The fire detection system combining the image processing technology and the infrared sensor accurately identifies the surface temperature of the target area through the laser ranging sensor and the infrared sensor, meanwhile, the image data of the target area is acquired by visual identification of the image acquisition equipment, the surface temperature and the image data are input into a BP neural network model through a digital signal processing unit, and whether the target area has a fire or not is correctly identified and judged by using the BP neural network, so that the accuracy and the stability of identifying the fire source of the target area can be greatly improved, the system can fuse the obtained data by utilizing the BP neural network model, thereby improving the stability and the accuracy of the whole system, being suitable for detecting fires in different places, and solving the technical problems that the existing fire detection system or method has all limitations on the use field and the detection process is easy to be interfered.

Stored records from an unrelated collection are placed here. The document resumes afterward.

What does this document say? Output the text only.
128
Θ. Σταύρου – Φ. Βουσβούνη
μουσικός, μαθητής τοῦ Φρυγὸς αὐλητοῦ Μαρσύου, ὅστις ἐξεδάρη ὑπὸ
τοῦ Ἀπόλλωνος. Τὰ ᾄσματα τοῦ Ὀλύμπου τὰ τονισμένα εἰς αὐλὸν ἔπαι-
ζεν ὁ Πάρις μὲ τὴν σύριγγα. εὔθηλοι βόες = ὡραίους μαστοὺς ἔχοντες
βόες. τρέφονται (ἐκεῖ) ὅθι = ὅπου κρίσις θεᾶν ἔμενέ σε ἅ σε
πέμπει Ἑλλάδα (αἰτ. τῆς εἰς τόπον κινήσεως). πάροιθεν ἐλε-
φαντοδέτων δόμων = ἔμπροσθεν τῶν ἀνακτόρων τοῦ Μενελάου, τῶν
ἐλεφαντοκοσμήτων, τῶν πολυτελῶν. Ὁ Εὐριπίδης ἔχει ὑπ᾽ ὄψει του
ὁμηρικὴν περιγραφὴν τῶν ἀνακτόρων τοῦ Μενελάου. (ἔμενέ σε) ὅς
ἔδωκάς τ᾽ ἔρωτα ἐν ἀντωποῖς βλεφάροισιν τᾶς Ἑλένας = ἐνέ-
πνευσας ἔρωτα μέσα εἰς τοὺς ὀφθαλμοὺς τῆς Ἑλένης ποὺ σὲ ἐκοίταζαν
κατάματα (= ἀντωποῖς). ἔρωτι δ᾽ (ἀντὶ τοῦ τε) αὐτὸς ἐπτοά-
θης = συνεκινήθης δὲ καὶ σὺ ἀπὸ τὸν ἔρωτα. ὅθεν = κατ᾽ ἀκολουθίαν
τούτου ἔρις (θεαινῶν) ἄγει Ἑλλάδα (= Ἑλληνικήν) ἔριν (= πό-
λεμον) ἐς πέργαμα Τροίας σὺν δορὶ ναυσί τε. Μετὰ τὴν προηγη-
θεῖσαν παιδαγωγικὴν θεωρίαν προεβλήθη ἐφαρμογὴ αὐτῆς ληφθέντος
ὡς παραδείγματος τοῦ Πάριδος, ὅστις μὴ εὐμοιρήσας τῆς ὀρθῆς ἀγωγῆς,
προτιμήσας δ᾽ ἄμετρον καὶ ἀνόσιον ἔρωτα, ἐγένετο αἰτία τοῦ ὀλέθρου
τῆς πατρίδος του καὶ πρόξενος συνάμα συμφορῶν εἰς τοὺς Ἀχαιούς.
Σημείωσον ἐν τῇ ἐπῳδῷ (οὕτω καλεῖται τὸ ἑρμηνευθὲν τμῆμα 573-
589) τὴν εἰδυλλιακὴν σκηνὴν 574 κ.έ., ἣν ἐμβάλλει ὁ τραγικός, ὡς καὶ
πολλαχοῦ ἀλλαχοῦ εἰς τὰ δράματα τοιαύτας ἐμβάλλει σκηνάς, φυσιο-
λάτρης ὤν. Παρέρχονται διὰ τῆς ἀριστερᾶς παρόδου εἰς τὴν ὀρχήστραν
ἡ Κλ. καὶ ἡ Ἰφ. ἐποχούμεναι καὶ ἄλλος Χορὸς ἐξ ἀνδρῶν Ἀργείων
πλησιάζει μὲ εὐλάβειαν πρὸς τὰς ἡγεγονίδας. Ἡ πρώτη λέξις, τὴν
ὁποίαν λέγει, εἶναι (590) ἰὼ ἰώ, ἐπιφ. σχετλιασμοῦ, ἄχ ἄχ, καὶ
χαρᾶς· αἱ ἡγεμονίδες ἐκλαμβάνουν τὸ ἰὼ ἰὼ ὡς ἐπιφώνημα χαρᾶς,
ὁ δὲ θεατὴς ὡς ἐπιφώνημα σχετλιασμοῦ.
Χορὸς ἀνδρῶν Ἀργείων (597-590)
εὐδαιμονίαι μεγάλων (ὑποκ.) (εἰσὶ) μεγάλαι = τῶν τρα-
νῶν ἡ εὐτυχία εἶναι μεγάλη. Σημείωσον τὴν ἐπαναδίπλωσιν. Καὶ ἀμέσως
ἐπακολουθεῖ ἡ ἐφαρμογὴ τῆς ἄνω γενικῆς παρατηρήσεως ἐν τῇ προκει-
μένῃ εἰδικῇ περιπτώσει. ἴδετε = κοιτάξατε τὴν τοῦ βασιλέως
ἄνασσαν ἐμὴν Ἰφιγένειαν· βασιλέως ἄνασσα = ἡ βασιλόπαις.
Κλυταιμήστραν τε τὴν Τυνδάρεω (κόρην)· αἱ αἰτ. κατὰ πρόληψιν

FIG. 5 is a block diagram of a fire detection system incorporating image processing techniques and an infrared sensor in accordance with an embodiment of the present invention.
As shown in fig. 5, in an embodiment of the present invention, the fire detection system combining the image processing technology and the infrared sensor further includes a display unit 50 connected to the digital signal processing unit 10, wherein the display unit 50 is used for displaying the judgment result of the digital signal processing unit 10.
The display unit 50 may be a display screen, a display, or the like.
FIG. 6 is a block diagram of another embodiment of a fire detection system incorporating image processing techniques and infrared sensors.
As shown in fig. 6, in an embodiment of the present invention, the fire detection system combining the image processing technology and the infrared sensor further includes a communication unit 60 connected to the digital signal processing unit 10, the communication unit 60 being configured to transmit the result of the processing and determination by the digital signal processing unit 10 to a back-end service counter, and an alarm unit 70 being configured to alarm when a fire occurs in the target area according to the determination by the digital signal processing unit 10.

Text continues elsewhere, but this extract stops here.